ラジオ・ドラマの生放送中のスタジオを舞台に繰り広げられる騒動を描いた密室シチュエーション・コメディ。監督はテレビ・ドラマや舞台の脚本家として活躍中の三谷幸喜で、本作が初の映画監督作品となる。もともと舞台用に書かれた台本を、三谷自身が映画用に脚色。これにより、91年の「12人の優しい日本人」に続いて2度目のキネマ旬報脚本賞を受賞した。撮影は「ときめきメモリアル」の高間賢治が担当している。主演は「恋は舞い降りた。」の唐沢寿明と「良寛」の鈴木京香。西村雅彦が「マルタイの女」と併せて本作でキネマ旬報助演男優賞を受賞した。97年度キネマ旬報ベスト・テン第3位。

◇ストーリー※ストーリーには結末の記載を含むものもありますのでご注意ください。

“ラジオ弁天”のスタジオでは、まもなく始まるラジオ・ドラマ『運命の女』の生放送のためのリハーサルが行われている。初めて書いたシナリオが採用され、この作品によって脚本家としてデビューすることになった主婦の鈴木みやこは、緊張しながらリハを見守っていた。
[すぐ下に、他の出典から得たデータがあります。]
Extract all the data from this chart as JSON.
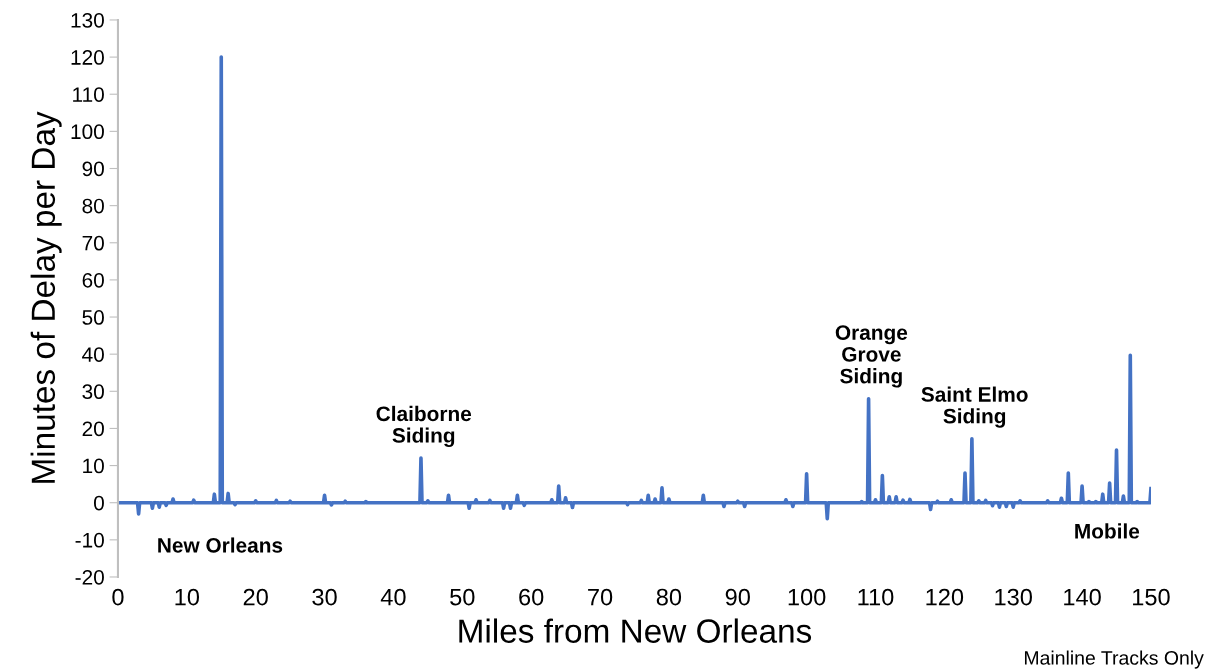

全てのチェックが済み、あとはいよいよ本番を待つばかりとなったが、直前になって主演女優の千本のっこが自分の役名が気に入らないと言い始める。プロデューサーの牛島はその場を丸く納めようとして、要求通り役名を“メアリー・ジェーン”に変更した。しかし、そんなのっこに腹を立てた相手役の浜村は、自分の役名も外人にしてほしいと言い出し、熱海を舞台にしたメロドラマのはずだった台本は、ニューヨークに設定を変更させられる。みやこはいろいろ辻褄の合わなくなってきた台本を短時間で書き直すことになるが、素人の彼女にそんな器用なことはできず、牛島はまたも急場しのぎに放送作家のバッキーにホン直しを依頼した。しかし、ドラマの内容を把握していない彼によって、物語はさらにおかしな方向へ向かい、本番開始直前にミキサー・辰巳の一言で舞台はまたまたシカゴに変更される。さらに浜村が自分の役柄をパイロットだと勝手に言ってしまったことで、物語は辻褄合わせのためにますますおかしくなっていった。ディレクターの工藤を筆頭に、スタッフたちは次々にやってくる障害を、行き当たりばったりのその場しのぎで乗り越えていくが、あまりに勝手な台本の変更の連続にみやこは怒りを爆発させ、CM中にブースに立てこもると「ホンの通りにやって下さい!」と叫ぶ。しかし、そんな抗議も虚しく、ドラマはのっこのわがままのせいで、みやこの思いとは全く正反対のエンディングを迎えようとしていた。みやこの純粋さに感じるところのあった工藤は、結末だけでも彼女の思い通りにさせてやろうと牛島に抗議するが、ドラマを無事に終わらせることで精一杯の牛島は、工藤をスタジオから追いだして辰巳に演出を任せる。工藤はスタジオの外から極秘の回線でブース内と連絡を取り、みやこやのっこ以外の出演者、ADの大田黒らの協力で、ドラマを当初のエンディングに導いた。こうして生放送はともかく終了し、みやこを含めた全てのスタッフと俳優たちの顔には、仕事の充足感が満ち溢れる。